8. MARKETING AND COMMUNICATIONS

We may send you service messages, security alerts and transactional notifications which are required for the app to function and cannot be opted out of. We may send optional promotional messages about new features or referral offers where allowed by law; you can manage these

preferences in the app. If you unsubscribe from optional marketing, we will still send necessary service communications.

9. COOKIES, SDKs AND SIMILAR TECHNOLOGIES

The app and our websites may use cookies, SDKs and similar technologies for functionality, security and analytics. You can manage certain settings in your device or browser. Disabling some technologies may affect app performance. 

10. DISCLOSURES AND SHARING

We may share personal information with: (a) participating employers for payroll recoveries and eligibility; (b) banking and payment partners, including PayShap participants, to process disbursements and settlements; (c) service providers acting as operators under contract to host, support and secure Our System; (d) regulators and law enforcement where required by law or to protect legitimate interests; and (e) referral partners only when you choose to engage with their offers, limited to what is necessary for redemption and support. We require operators to implement appropriate security and to process information only on our instructions. 

11. TRANS-BORDER FLOWS

We may transfer personal information outside South Africa for hosting, support or processing by service providers. In such cases we will ensure an adequate level of protection as required by POPIA, using appropriate safeguards such as contracts incorporating recognised data protection commitments or by obtaining your consent where appropriate. 

12. SECURITY

We implement reasonable and appropriate technical and organizational measures to protect personal information, including encryption in transit and at rest where applicable, multi-factor authentication, access controls, monitoring, and incident response. No system is entirely secure; however, we continually assess and improve our safeguards. You are responsible for protecting access to your device and credentials. 

13. RETENTION

We retain personal information only for as long as necessary to fulfil the purposes set out in this Policy and to meet legal, accounting, reporting and audit requirements. Retention periods vary by record type and may be extended where required for the establishment, exercise or defence of legal claims. 

14. YOUR RIGHTS

You have rights under POPIA, including to request access to personal information we hold about you; to request correction, destruction or deletion where legally permissible; to object to certain processing; and to lodge a complaint with the Information Regulator. Requests should be submitted to the Information Officer using the procedures in our PAIA Manual. 

15. ACCESS REQUESTS UNDER PAIA

Access requests should be made on the prescribed form and delivered to the Information Officer. Our PAIA Manual explains the process and applicable fees. Where a request relates to health or other sensitive records, we may apply the safeguards contemplated in PAIA. 

16. CHILDREN’S INFORMATION

Our services are not directed at children.
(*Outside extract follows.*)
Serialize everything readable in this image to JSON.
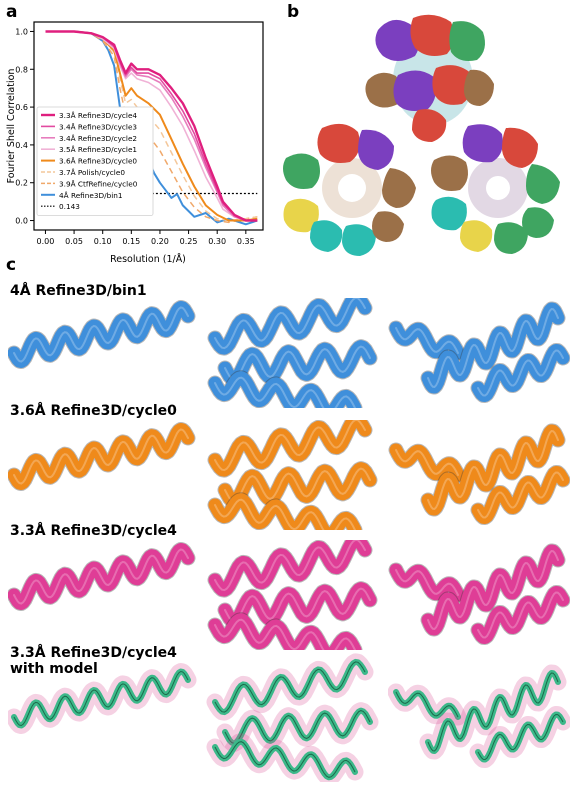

If we become aware that we have collected personal information of a child in contravention of POPIA, we will take steps to delete such information unless a justification ground applies. 

17. CHANGES TO THIS POLICY

We may update this Policy from time to time. The latest version will be available in the app. Where changes materially affect your rights, we will notify you through the app or by email. If you continue to use the app after the effective date of changes, you will be deemed to have read and understood the updated Policy. 

18. CONTACT AND COMPLAINTS

If you have questions about this Policy or our processing of personal information, please contact our Information Officer at notices@payday.fund. You may also lodge a complaint with the Information Regulator using the contact details above. 

19. DELETE YOUR PERSONAL INFORMATION

If you wish to delete the information collected from our system, please log in to the application. In the Account section, you will find a "Delete Account" option. You can use this option to request the deletion of your account and all associated information.